Tuesday, November 11, 2008

The Chicagoan: A Lost Magazine of the Jazz Age

A remarkable new book,  The Chicagoan: A Lost Magazine of the Jazz Age (University Of Chicago Press), has just been released. Its a book every fan of the Roaring Twenties should know about. It is impressive to say the least - and quite stunning to look at.

I don't own a copy (yet), and have only been able to briefly scan this new book. But, as I was flipping through it I quickly spotted a reference to The City Gone Wild (1927), the Chicago-inspired gangster film featuring Louise Brooks.


 

Here is some additional information from the publisher about this new book.

"While browsing the stacks of the Regenstein Library at the University of Chicago some years ago, noted historian Neil Harris made a surprising discovery: a group of nine plainly bound volumes whose unassuming spines bore the name the Chicagoan.  Pulling one down and leafing through its pages, Harris was startled to find it brimming with striking covers, fanciful art, witty cartoons, profiles of local personalities, and a whole range of incisive articles.  He quickly realized that he had stumbled upon a Chicago counterpart to the New Yorker that mysteriously had slipped through the cracks of history and memory.

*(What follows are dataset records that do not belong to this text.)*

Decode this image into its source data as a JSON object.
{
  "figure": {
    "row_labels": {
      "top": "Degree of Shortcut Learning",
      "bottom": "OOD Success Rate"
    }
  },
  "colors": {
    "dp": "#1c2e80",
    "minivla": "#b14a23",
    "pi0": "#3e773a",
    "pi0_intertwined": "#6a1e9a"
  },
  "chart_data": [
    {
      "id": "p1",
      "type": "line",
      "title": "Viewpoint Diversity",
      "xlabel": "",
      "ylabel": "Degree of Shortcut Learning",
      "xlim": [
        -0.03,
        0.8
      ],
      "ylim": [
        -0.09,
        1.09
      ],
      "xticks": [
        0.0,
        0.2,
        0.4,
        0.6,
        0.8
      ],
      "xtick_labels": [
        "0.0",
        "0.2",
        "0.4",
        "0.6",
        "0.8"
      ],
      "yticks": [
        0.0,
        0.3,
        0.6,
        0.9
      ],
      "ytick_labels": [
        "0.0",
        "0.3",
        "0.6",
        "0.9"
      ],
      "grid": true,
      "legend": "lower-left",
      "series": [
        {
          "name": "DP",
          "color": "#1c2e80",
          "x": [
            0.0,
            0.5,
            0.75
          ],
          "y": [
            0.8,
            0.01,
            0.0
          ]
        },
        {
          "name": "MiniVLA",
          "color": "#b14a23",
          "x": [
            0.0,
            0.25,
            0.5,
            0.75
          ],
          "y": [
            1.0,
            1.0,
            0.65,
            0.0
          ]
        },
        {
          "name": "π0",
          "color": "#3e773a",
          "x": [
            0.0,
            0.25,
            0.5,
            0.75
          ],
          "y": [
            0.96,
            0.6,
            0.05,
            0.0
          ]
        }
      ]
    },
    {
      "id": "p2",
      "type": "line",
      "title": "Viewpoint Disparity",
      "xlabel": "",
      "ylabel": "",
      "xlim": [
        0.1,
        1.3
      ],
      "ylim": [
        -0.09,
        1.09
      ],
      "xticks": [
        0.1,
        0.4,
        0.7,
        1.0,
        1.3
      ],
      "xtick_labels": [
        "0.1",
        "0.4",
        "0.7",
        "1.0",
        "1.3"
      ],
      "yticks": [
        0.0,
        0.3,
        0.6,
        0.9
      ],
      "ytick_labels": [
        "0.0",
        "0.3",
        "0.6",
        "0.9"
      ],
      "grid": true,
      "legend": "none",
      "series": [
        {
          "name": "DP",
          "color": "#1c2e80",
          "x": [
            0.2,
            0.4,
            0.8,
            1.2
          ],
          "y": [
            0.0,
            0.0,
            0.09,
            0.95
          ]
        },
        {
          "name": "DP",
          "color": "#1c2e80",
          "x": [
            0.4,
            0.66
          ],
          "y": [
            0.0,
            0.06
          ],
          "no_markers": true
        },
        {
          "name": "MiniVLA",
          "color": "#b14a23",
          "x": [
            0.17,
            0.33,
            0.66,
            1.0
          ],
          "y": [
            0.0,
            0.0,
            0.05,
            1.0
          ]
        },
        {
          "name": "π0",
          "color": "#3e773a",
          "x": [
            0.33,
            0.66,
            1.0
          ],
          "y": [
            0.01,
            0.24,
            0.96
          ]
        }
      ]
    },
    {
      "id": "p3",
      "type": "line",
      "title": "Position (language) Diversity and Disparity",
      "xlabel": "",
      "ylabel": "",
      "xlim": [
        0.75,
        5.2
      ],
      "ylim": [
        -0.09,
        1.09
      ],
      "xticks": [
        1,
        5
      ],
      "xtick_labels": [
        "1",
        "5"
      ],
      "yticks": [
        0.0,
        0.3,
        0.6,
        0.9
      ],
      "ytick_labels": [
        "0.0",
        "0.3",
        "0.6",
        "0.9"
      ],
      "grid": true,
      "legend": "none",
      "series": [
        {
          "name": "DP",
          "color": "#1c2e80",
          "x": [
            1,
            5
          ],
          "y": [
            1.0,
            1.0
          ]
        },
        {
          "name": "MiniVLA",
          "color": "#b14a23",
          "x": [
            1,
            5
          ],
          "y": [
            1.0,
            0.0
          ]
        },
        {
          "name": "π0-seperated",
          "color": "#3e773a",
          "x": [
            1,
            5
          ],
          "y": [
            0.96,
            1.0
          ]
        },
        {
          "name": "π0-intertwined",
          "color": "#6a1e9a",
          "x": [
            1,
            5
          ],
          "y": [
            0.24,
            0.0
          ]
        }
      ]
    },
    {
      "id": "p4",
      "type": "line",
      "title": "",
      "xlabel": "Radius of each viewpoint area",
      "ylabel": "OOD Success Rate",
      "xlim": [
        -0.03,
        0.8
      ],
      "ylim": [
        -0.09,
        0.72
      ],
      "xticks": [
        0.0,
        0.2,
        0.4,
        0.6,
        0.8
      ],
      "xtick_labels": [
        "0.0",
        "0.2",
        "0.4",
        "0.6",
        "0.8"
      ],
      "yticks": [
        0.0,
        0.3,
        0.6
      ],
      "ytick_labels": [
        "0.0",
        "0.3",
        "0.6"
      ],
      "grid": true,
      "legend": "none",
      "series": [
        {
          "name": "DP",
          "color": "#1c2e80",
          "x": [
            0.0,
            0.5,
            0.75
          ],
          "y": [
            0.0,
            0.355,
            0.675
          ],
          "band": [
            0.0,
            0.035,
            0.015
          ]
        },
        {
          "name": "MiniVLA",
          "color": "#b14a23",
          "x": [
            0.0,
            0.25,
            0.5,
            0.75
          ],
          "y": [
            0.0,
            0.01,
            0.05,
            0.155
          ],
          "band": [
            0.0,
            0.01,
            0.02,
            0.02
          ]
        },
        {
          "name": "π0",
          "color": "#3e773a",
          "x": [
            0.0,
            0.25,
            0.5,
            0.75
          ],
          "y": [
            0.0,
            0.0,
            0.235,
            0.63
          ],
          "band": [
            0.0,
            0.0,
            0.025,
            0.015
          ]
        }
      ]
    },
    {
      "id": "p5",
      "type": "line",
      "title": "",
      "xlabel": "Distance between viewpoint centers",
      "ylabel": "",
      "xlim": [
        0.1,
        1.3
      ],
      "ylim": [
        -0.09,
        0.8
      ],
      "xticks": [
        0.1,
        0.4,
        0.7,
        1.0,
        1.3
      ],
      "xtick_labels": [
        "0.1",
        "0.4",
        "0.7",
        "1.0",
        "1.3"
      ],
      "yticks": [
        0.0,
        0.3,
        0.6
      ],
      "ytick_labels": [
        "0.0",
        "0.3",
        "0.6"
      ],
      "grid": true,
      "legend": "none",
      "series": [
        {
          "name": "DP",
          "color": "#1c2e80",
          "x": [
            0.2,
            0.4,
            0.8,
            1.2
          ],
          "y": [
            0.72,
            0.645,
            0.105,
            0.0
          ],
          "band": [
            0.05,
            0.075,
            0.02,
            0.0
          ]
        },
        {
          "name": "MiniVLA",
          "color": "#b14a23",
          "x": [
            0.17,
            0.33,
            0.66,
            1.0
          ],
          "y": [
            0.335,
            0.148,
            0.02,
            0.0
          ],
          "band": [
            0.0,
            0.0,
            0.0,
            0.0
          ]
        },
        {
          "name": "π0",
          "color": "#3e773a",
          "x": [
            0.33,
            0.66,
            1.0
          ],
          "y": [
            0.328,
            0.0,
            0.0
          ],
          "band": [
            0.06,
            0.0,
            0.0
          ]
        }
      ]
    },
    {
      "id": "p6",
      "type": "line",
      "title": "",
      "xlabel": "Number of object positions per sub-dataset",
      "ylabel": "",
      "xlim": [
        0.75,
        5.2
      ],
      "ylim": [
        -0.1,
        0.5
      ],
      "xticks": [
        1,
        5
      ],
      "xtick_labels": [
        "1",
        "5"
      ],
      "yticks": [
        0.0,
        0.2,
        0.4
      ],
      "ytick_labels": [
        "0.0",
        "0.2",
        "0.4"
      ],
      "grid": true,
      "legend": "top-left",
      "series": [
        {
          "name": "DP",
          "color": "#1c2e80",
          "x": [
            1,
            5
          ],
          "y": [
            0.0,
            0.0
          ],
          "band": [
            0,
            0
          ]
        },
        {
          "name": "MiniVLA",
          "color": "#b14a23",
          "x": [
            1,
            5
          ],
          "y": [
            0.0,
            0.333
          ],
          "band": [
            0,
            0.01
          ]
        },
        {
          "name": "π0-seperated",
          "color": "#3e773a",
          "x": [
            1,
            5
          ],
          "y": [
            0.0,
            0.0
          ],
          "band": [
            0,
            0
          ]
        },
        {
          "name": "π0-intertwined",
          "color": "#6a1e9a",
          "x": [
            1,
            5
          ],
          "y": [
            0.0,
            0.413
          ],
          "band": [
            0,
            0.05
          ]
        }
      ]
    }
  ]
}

Here Harris brings this lost magazine of the Jazz Age back to life. In its own words, the Chicagoan claimed to represent “a cultural, civilized, and vibrant” city “which needs make no obeisance to Park Avenue, Mayfair, or the Champs Elysees.” Urbane in aspiration and first published just sixteen months after the 1925 appearance of the New Yorker, it sought passionately to redeem the Windy City’s unhappy reputation for organized crime, political mayhem, and industrial squalor by demonstrating the presence of style and sophistication in the Midwest.  Harris’s substantial introductory essay here sets the stage, exploring the ambitions, tastes, and prejudices of Chicagoans during the 1920s and 30s.  The author then lets the Chicagoan speak for itself in lavish full-color segments that reproduce its many elements: from covers, cartoons, and editorials to reviews, features—and even one issue reprinted in its entirety.

Recalling a vivid moment in the life of the Second City, the Chicagoan is a forgotten treasure, offered here for a whole new age to enjoy."